L'acte de dénonciation indique que Marc-André Paquin « a commis des voies de fait graves contre Martin Caron, en le blessant, mutilant, défigurant ou mettant sa vie en danger ».

Les proches de la victime disaient dans les derniers jours souhaiter que l'agresseur soit retrouvé et traduit en justice.

La famille avait d'ailleurs lancé un appel pour offrir une récompense en argent à la personne qui les mettrait sur la trace du suspect. Un dénonciateur s'est manifesté après l'annonce de la récompense. « La personne qui a communiqué avec nous voulait vraiment exprimer ce qui s'était passé », dit le beau-frère de Martin Caron, Louis Boisvert, ajoutant « [qu'] à plusieurs reprises, cette personne a dit : je n'en veux pas [de la récompense], je sais ce qu'il s'est passé ». 

Toujours dans le coma

La famille ignore si Martin Caron subira des séquelles, mais son beau-frère Louis Boisvert est catégorique : « C'est sûr que Martin ne reviendra plus comme avant, ça c'est plus qu'officiel », dit-il.

Martin Caron est toujours plongé dans un coma artificiel.

Le jeune homme a dû se faire retirer une partie de la boîte crânienne à la suite d'une hémorragie au cerveau. Il a également contracté une pneumonie dans les dernières heures. 

Martin Caron risque de conserver des séquelles au côté droit de son corps, selon son beau-frère : « Il n'y a plus de vie dans ce bras-là », résume Louis Boisvert. 

« Il faut attendre qu'il revienne à lui », dit Louis Boisvert, résigné. « La seule chose que je peux dire : je sais qu'il a manqué de sang au cerveau alors ça aussi ça peut être dommageable », ajoute-t-il.

Pour écouter l'entrevue intégrale avec le beau-frère de Martin Caron à l'émission Chez nous le matin, cliquez ici.

Plus d'agressions qu'avant ?

La SQ ne remarque pas une hausse des cas d'agressions au Festival western de Saint-Tite cette année.
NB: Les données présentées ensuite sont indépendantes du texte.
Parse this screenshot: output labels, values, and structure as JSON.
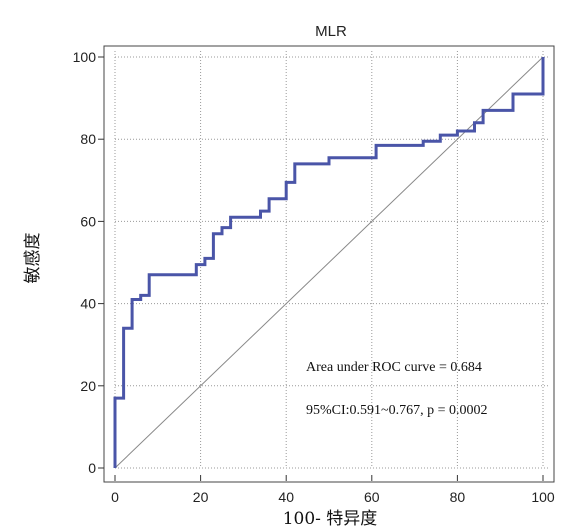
{
  "chart_data": {
    "type": "line",
    "title": "MLR",
    "xlabel": "100- 特异度",
    "ylabel": "敏感度",
    "xlim": [
      0,
      100
    ],
    "ylim": [
      0,
      100
    ],
    "xticks": [
      "0",
      "20",
      "40",
      "60",
      "80",
      "100"
    ],
    "yticks": [
      "0",
      "20",
      "40",
      "60",
      "80",
      "100"
    ],
    "grid": true,
    "series": [
      {
        "name": "",
        "color": "#4a55a8",
        "x": [
          0,
          0,
          2,
          2,
          4,
          4,
          6,
          6,
          8,
          8,
          19,
          19,
          21,
          21,
          23,
          23,
          25,
          25,
          27,
          27,
          34,
          34,
          36,
          36,
          40,
          40,
          42,
          42,
          50,
          50,
          61,
          61,
          72,
          72,
          76,
          76,
          80,
          80,
          84,
          84,
          86,
          86,
          88,
          88,
          93,
          93,
          100,
          100
        ],
        "y": [
          0,
          17,
          17,
          34,
          34,
          41,
          41,
          42,
          42,
          47,
          47,
          49.5,
          49.5,
          51,
          51,
          57,
          57,
          58.5,
          58.5,
          61,
          61,
          62.5,
          62.5,
          65.5,
          65.5,
          69.5,
          69.5,
          74,
          74,
          75.5,
          75.5,
          78.5,
          78.5,
          79.5,
          79.5,
          81,
          81,
          82,
          82,
          84,
          84,
          87,
          87,
          87,
          87,
          91,
          91,
          100
        ]
      }
    ],
    "reference_line": {
      "x": [
        0,
        100
      ],
      "y": [
        0,
        100
      ],
      "color": "#888888"
    },
    "annotations": [
      "Area under ROC curve = 0.684",
      "95%CI:0.591~0.767, p = 0.0002"
    ]
  }
}
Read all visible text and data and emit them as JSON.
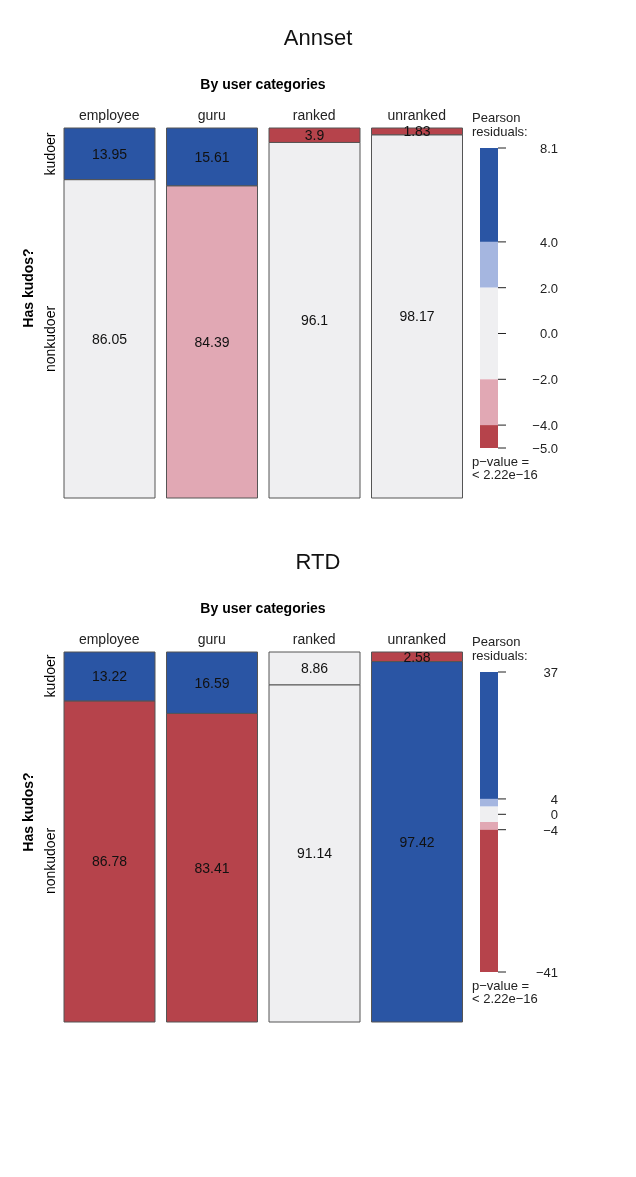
{
  "chart_data": [
    {
      "type": "bar",
      "stacked": true,
      "title": "Annset",
      "xlabel": "By user categories",
      "ylabel": "Has kudos?",
      "categories": [
        "employee",
        "guru",
        "ranked",
        "unranked"
      ],
      "data_labels": true,
      "clabel": "Pearson residuals:",
      "clim": [
        -5.0,
        8.1
      ],
      "cticks": [
        {
          "value": 8.1,
          "label": "8.1"
        },
        {
          "value": 4,
          "label": "4.0"
        },
        {
          "value": 2,
          "label": "2.0"
        },
        {
          "value": 0,
          "label": "0.0"
        },
        {
          "value": -2,
          "label": "−2.0"
        },
        {
          "value": -4,
          "label": "−4.0"
        },
        {
          "value": -5,
          "label": "−5.0"
        }
      ],
      "annotations": [
        "p−value =\n< 2.22e−16"
      ],
      "series": [
        {
          "name": "nonkudoer",
          "values": [
            86.05,
            84.39,
            96.1,
            98.17
          ],
          "colors": [
            "#efeff1",
            "#e1a8b4",
            "#efeff1",
            "#efeff1"
          ]
        },
        {
          "name": "kudoer",
          "values": [
            13.95,
            15.61,
            3.9,
            1.83
          ],
          "colors": [
            "#2a55a4",
            "#2a55a4",
            "#b6434b",
            "#b6434b"
          ]
        }
      ]
    },
    {
      "type": "bar",
      "stacked": true,
      "title": "RTD",
      "xlabel": "By user categories",
      "ylabel": "Has kudos?",
      "categories": [
        "employee",
        "guru",
        "ranked",
        "unranked"
      ],
      "data_labels": true,
      "clabel": "Pearson residuals:",
      "clim": [
        -41,
        37
      ],
      "cticks": [
        37,
        4,
        0,
        {
          "value": -4,
          "label": "−4"
        },
        {
          "value": -41,
          "label": "−41"
        }
      ],
      "annotations": [
        "p−value =\n< 2.22e−16"
      ],
      "series": [
        {
          "name": "nonkudoer",
          "values": [
            86.78,
            83.41,
            91.14,
            97.42
          ],
          "colors": [
            "#b6434b",
            "#b6434b",
            "#efeff1",
            "#2a55a4"
          ]
        },
        {
          "name": "kudoer",
          "values": [
            13.22,
            16.59,
            8.86,
            2.58
          ],
          "colors": [
            "#2a55a4",
            "#2a55a4",
            "#efeff1",
            "#b6434b"
          ]
        }
      ]
    }
  ]
}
Les médias sociaux ont un rôle à jouer dans le fait que les gens en parlent davantage, selon la porte-parole de la SQ Aurélie Guindon : « Faut comprendre que depuis un certain temps, on voit de plus en plus d'utilisateurs de médias sociaux faire circuler des photos », dit-elle.

« Évidemment, ce sont des images qui sont plus frappantes et qui donnent l'impression qu'il y a eu plus d'altercations, mais non », soutient la porte-parole de la SQ.

Au moins trois cas d'agressions

L'agression de Martin Caron s'ajoute à deux autres cas survenus au Festival western de Saint-Tite.

Vendredi, un jeune homme gai de 21 ans, Mathieu Grégoire, a été tabassé. L'agresseur l'a frappé à six reprises au visage avec une bouteille de bière vide, un geste qu'il considère comme homophobe et qu'il a dit vouloir dénoncer.

Plus tôt dans la semaine, un autre cas d'agression est survenu au festival.

L'organisation du festival a réagi par voie de communiqué en déplorant les événements malheureux. Elle n'accordera pas d'entrevues sur le sujet, mentionnant qu'elle laisse la SQ faire son enquête.